IndusInd Bank is grappling with concerns over management continuity and financial discrepancies. The bank recently said that its net worth could be impacted by 2.35% due to discrepancies in its derivative accounts found during an internal review. These issues arose from derivative trades that did not comply with Reserve Bank of India (RBI) regulations enforced in April 2024.
This development came after RBI’s decision to grant a shorter-than-expected tenure extension to CEO Sumant Kathpalia, which contributed to the stock’s sharp decline.
Following these revelations, IndusInd Bank’s shares plummeted by as much as 27% on Tuesday but managed to recover some losses, rising 4.38% on Wednesday.
However, the leading capital markets and investment group CLSA believes these issues could subside if the bank delivers numbers over the next 4-6 quarters. CLSA cautioned that uncertainties may persist over the next 2-3 quarters, particularly regarding potential hidden financial risks and leadership changes.
One of the major red flags highlighted by CLSA is the potential appointment of a state-run banker to lead IndusInd Bank, which could further dampen investor sentiment. Additionally, the possible invocation of the promoter’s stock pledge by lenders adds another layer of uncertainty.

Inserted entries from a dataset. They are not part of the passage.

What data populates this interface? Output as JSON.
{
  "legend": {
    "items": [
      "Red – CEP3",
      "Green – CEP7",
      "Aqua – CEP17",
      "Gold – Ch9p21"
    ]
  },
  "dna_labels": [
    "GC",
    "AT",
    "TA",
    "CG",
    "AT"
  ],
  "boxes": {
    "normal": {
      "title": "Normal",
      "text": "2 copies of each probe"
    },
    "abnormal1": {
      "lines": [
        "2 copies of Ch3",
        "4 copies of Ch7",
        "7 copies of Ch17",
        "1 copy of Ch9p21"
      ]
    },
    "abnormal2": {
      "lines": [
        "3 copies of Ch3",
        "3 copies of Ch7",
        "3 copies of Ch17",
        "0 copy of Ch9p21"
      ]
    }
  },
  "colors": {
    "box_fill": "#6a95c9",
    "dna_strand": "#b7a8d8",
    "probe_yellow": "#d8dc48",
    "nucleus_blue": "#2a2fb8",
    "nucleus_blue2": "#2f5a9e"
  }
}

Drawing parallels from the past events at RBL Bank and Yes Bank, CLSA noted that when the RBI granted a one-year extension to RBL Bank’s MD before appointing a PSU banker, the stock crashed by 60%. However, in the following quarters, no major financial irregularities were found, leading to a recovery. Similarly, Yes Bank saw a temporary dip following a CEO’s exit but rebounded after reporting no divergence in gross non-performing assets (GNPA). CLSA expects IndusInd Bank’s stock to follow a comparable trajectory.
Despite the near-term challenges, CLSA identified two potential positive factors for IndusInd Bank. The recovery in the microfinance segment is showing signs of improvement, providing some financial relief. Improved banking system liquidity and rate cuts could also offer a marginal boost to net interest margins.
Additionally, CLSA believes a non-fundamental upside could come from the RBI approving the promoter’s request to increase its stake in the bank after completing Reliance Capital’s acquisition. Such a move would likely bolster investor confidence.
CLSA has cut the bank’s FY25 net profit estimates by 25%, citing a one-time extraordinary loss linked to derivative portfolio discrepancies. Loan growth estimates have also been trimmed by 2% for the next two years, as the bank is expected to focus on resolving its ongoing issues. Moreover, CLSA has slightly increased its credit cost estimates for FY26, factoring in microfinance collection challenges in Karnataka.
CLSA added that stability in financial performance over the next 4-6 quarters could help restore confidence. Investors will be closely watching management decisions, regulatory developments, and operational performance to gauge the bank’s recovery trajectory.
On Thursday, March 13, IndusInd Bank’s shares traded 0.28% lower at ₹682.80, underperforming the NIFTY50 index, which was down 0.12% by 12:16 pm.